Monday, October 23, 2017

Eine kurze Tango-Harmonielehre, Teil II


1. Einleitung


Unser letzter Artikel beschäftigte sich mit der Frage, wie Tonalität mit Hilfe von Tonleitern (Tonartschlüssel) und harmonischen Progressionen von der Dominante zur Tonika (in den folgenden Beispielen als V, beziehungsweise I angezeigt) ausgedrückt wird. (Siehe Eine kurze Tangoharmonielehre, Teil I für eine Erörterung der Bewertung von Tonarten.) Hier werden wir zwei weitere Begriffe der Dur- und Moll-Tonalität behandeln: die Subdominante sowie die Zwischen- oder Nebendominanten.

1a. Die Subdominante



Die Subdominante leitet ihren Namen von ihrem Verhältnis zur Tonika ab. Während die Dominante sich eine Quinte (d.h. fünf Tonleiterstufen) über dem Grundton befindet, liegt die Subdominante eine Quinte unter dem Grundton. Durch Umkehrung ist sie auch wieder auf der vierten Stufe über dem Grundton zu anzutreffen. Sie wird daher üblicherweise durch die römischen Ziffern IV angezeigt.

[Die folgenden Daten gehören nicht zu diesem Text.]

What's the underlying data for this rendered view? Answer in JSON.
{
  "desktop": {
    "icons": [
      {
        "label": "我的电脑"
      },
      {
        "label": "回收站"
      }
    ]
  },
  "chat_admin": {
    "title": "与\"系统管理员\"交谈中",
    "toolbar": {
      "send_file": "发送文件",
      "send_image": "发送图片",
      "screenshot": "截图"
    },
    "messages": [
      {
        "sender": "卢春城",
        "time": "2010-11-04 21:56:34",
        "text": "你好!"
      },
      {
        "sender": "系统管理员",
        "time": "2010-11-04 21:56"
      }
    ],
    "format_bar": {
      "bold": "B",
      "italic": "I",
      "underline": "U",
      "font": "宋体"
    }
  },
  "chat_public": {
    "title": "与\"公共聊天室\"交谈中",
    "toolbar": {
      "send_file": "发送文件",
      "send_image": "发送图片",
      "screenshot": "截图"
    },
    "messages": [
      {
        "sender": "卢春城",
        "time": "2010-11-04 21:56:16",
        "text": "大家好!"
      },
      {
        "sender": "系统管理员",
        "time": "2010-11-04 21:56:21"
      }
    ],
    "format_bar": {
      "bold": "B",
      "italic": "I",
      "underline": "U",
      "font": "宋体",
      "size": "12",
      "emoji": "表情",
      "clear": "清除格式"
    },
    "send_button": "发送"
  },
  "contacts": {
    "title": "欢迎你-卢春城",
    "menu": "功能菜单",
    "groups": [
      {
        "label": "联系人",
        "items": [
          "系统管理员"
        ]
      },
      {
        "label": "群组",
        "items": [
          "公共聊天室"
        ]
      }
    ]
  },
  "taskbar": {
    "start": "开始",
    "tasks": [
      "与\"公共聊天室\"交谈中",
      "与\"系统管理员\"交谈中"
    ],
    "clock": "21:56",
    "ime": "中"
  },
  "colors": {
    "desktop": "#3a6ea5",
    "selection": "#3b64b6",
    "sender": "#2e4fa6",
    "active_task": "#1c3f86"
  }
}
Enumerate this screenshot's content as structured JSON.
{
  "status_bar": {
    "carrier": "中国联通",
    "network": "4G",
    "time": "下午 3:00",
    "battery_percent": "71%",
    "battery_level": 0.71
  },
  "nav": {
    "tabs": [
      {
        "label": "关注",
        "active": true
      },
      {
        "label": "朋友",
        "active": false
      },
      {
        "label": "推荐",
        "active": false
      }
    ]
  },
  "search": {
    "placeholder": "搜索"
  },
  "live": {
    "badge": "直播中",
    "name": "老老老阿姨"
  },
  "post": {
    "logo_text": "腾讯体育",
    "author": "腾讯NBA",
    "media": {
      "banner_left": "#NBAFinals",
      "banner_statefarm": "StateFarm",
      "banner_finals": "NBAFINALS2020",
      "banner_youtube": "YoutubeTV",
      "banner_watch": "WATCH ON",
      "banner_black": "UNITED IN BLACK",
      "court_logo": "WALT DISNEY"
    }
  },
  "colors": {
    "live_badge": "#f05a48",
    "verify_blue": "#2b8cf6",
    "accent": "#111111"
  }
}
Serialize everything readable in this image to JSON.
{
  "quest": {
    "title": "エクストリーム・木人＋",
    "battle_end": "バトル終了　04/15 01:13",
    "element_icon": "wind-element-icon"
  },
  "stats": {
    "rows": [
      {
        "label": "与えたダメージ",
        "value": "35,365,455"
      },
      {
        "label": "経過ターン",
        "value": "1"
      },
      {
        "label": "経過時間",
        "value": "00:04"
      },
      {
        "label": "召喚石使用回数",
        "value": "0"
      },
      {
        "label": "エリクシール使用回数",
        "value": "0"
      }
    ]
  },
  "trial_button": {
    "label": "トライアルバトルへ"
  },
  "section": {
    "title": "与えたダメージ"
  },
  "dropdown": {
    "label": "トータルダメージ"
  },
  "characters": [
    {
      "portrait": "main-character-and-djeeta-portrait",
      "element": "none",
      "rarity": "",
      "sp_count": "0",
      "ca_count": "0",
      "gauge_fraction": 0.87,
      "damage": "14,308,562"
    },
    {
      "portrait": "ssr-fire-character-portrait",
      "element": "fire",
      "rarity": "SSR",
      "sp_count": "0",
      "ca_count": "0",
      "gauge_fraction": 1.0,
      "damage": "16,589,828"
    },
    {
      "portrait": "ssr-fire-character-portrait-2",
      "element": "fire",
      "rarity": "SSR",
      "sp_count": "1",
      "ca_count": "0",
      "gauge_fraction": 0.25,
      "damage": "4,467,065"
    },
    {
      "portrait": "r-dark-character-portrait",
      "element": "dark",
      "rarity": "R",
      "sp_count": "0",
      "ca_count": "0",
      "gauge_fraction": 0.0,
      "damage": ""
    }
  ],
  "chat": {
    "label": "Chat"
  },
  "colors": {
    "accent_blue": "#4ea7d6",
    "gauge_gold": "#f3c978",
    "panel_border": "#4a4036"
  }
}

Beispiel 1: Tonleiter mit Tonika, Dominante und Subdominante


Die Subdominante ist ein gewöhnlicher Bestandteil von Kadenzen, in denen sie oft vor der Dominante anzutreffen ist. Eine Progression von der Tonika zur Subdominante, dann zur Dominante und schließlich wieder zur Tonika ist typisch als Kadenzformel (I-IV-V-I, siehe das folgende Beispiel).


Darüber hinaus findet man die Subdominante im sogenannten Plagalschluss (auch Plagalkadenz), der als Subdominant-Tonika-Progression an eine normale Kadenz angehängt wird ( … V-I-IV-I). Diese Figur ist oft am Schluss von Kirchenliedern zu finden.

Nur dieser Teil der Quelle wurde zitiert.